2. Tampering with calibration parameters
When the robot is connected to a controller for the first time, its sensing equipment needs calibration. The controller uses the calibration data to understand the precise axes position and compute for errors when triggering servo motors. The attacker targets the calibration parameters and changes the sensory processing and knowledge model levels, causing the robot to move unexpectedly or inaccurately.
3. Tampering with the production logic
This refers to the manipulation of the functional model, such as the task program that embeds the production logic. Using an authentication-bypass vulnerability, the attacker can leverage a file system to arbitrarily alter the program executed by the robot to stealthily introduce a flaw that could insert small defects, modify a workpiece, or fully compromise a company’s manufacturing process.
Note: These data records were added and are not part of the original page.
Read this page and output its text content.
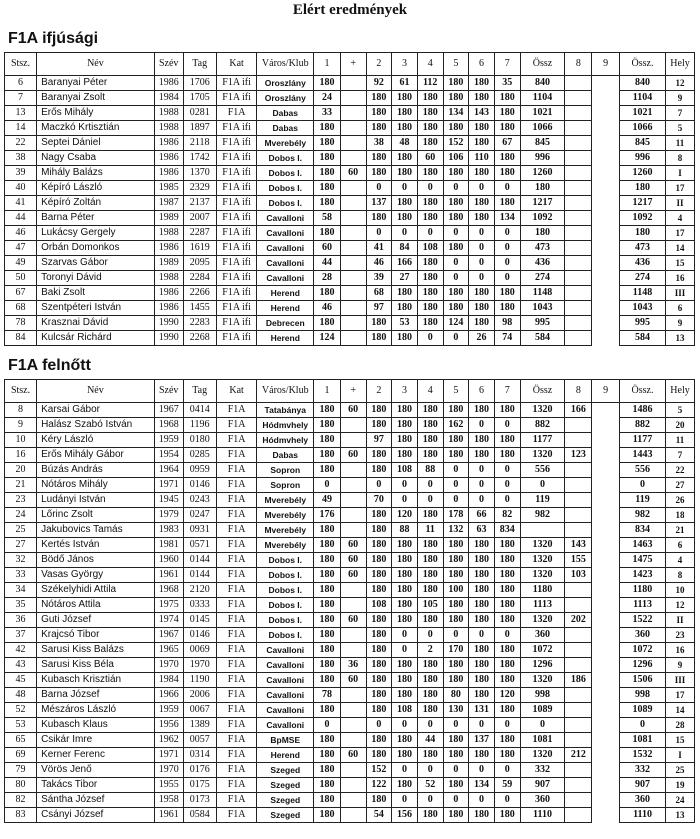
Elért eredmények
F1A ifjúsági
Stsz.	Név	Szév	Tag	Kat	Város/Klub	1	+	2	3	4	5	6	7	Össz	8	9	Össz.	Hely
6	Baranyai Péter	1986	1706	F1A ifi	Oroszlány	180		92	61	112	180	180	35	840			840	12
7	Baranyai Zsolt	1984	1705	F1A ifi	Oroszlány	24		180	180	180	180	180	180	1104			1104	9
13	Erős Mihály	1988	0281	F1A	Dabas	33		180	180	180	134	143	180	1021			1021	7
14	Maczkó Krtisztián	1988	1897	F1A ifi	Dabas	180		180	180	180	180	180	180	1066			1066	5
22	Septei Dániel	1986	2118	F1A ifi	Mverebély	180		38	48	180	152	180	67	845			845	11
38	Nagy Csaba	1986	1742	F1A ifi	Dobos I.	180		180	180	60	106	110	180	996			996	8
39	Mihály Balázs	1986	1370	F1A ifi	Dobos I.	180	60	180	180	180	180	180	180	1260			1260	I
40	Képíró László	1985	2329	F1A ifi	Dobos I.	180		0	0	0	0	0	0	180			180	17
41	Képíró Zoltán	1987	2137	F1A ifi	Dobos I.	180		137	180	180	180	180	180	1217			1217	II
44	Barna Péter	1989	2007	F1A ifi	Cavalloni	58		180	180	180	180	180	134	1092			1092	4
46	Lukácsy Gergely	1988	2287	F1A ifi	Cavalloni	180		0	0	0	0	0	0	180			180	17
47	Orbán Domonkos	1986	1619	F1A ifi	Cavalloni	60		41	84	108	180	0	0	473			473	14
49	Szarvas Gábor	1989	2095	F1A ifi	Cavalloni	44		46	166	180	0	0	0	436			436	15
50	Toronyi Dávid	1988	2284	F1A ifi	Cavalloni	28		39	27	180	0	0	0	274			274	16
67	Baki Zsolt	1986	2266	F1A ifi	Herend	180		68	180	180	180	180	180	1148			1148	III
68	Szentpéteri István	1986	1455	F1A ifi	Herend	46		97	180	180	180	180	180	1043			1043	6
78	Krasznai Dávid	1990	2283	F1A ifi	Debrecen	180		180	53	180	124	180	98	995			995	9
84	Kulcsár Richárd	1990	2268	F1A ifi	Herend	124		180	180	0	0	26	74	584			584	13
F1A felnőtt
Stsz.	Név	Szév	Tag	Kat	Város/Klub	1	+	2	3	4	5	6	7	Össz	8	9	Össz.	Hely
8	Karsai Gábor	1967	0414	F1A	Tatabánya	180	60	180	180	180	180	180	180	1320	166		1486	5
9	Halász Szabó István	1968	1196	F1A	Hódmvhely	180		180	180	180	162	0	0	882			882	20
10	Kéry László	1959	0180	F1A	Hódmvhely	180		97	180	180	180	180	180	1177			1177	11
16	Erős Mihály Gábor	1954	0285	F1A	Dabas	180	60	180	180	180	180	180	180	1320	123		1443	7
20	Búzás András	1964	0959	F1A	Sopron	180		180	108	88	0	0	0	556			556	22
21	Nótáros Mihály	1971	0146	F1A	Sopron	0		0	0	0	0	0	0	0			0	27
23	Ludányi István	1945	0243	F1A	Mverebély	49		70	0	0	0	0	0	119			119	26
24	Lőrinc Zsolt	1979	0247	F1A	Mverebély	176		180	120	180	178	66	82	982			982	18
25	Jakubovics Tamás	1983	0931	F1A	Mverebély	180		180	88	11	132	63	834				834	21
27	Kertés István	1981	0571	F1A	Mverebély	180	60	180	180	180	180	180	180	1320	143		1463	6
32	Bödő János	1960	0144	F1A	Dobos I.	180	60	180	180	180	180	180	180	1320	155		1475	4
33	Vasas György	1961	0144	F1A	Dobos I.	180	60	180	180	180	180	180	180	1320	103		1423	8
34	Székelyhidi Attila	1968	2120	F1A	Dobos I.	180		180	180	180	100	180	180	1180			1180	10
35	Nótáros Attila	1975	0333	F1A	Dobos I.	180		108	180	105	180	180	180	1113			1113	12
36	Guti József	1974	0145	F1A	Dobos I.	180	60	180	180	180	180	180	180	1320	202		1522	II
37	Krajcsó Tibor	1967	0146	F1A	Dobos I.	180		180	0	0	0	0	0	360			360	23
42	Sarusi Kiss Balázs	1965	0069	F1A	Cavalloni	180		180	0	2	170	180	180	1072			1072	16
43	Sarusi Kiss Béla	1970	1970	F1A	Cavalloni	180	36	180	180	180	180	180	180	1296			1296	9
45	Kubasch Krisztián	1984	1190	F1A	Cavalloni	180	60	180	180	180	180	180	180	1320	186		1506	III
48	Barna József	1966	2006	F1A	Cavalloni	78		180	180	180	80	180	120	998			998	17
52	Mészáros László	1959	0067	F1A	Cavalloni	180		180	108	180	130	131	180	1089			1089	14
53	Kubasch Klaus	1956	1389	F1A	Cavalloni	0		0	0	0	0	0	0	0			0	28
65	Csikár Imre	1962	0057	F1A	BpMSE	180		180	180	44	180	137	180	1081			1081	15
69	Kerner Ferenc	1971	0314	F1A	Herend	180	60	180	180	180	180	180	180	1320	212		1532	I
79	Vörös Jenő	1970	0176	F1A	Szeged	180		152	0	0	0	0	0	332			332	25
80	Takács Tibor	1955	0175	F1A	Szeged	180		122	180	52	180	134	59	907			907	19
82	Sántha József	1958	0173	F1A	Szeged	180		180	0	0	0	0	0	360			360	24
83	Csányi József	1961	0584	F1A	Szeged	180		54	156	180	180	180	180	1110			1110	13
4. Altering the robot status
It is mandatory that the operator interface should provide real-time information about all safety-critical conditions like operational mode (manual/automatic) and motor state (on/off). Most operator interfaces are software, without any electrical components. Any interference in the user interface (UI) can hide or change the true robot status, fooling operators into making wrong risk evaluations and creating a substantial safety hazard. Similar dangers can occur if an attacker manipulates the true robot status of the robot.
Some of the common robot components that can cause vulnerabilities are;
- USB port
- Ethernet: LAN service port
- LAN port
- Wireless access to remote service facilities
- WAN access to non-firewalled LAN port
- WAN access to remote service facilities
Let’s sum up. Industrial robot standards emphasize safety requirements for all industrial robots, such as emergency stopping functions, e-stop features, pendant controls, speed bounds, etc. Sadly, these standards do not explicitly consider cybersecurity threats and their possible impacts. Some safety standards, however, have mild security implications without explicitly accounting for adversarial control. Therefore, we recommend that these standards should be reexamined to ensure a secure architecture to prevent robot-specific cyber attacks, without sacrificing robot functionalities.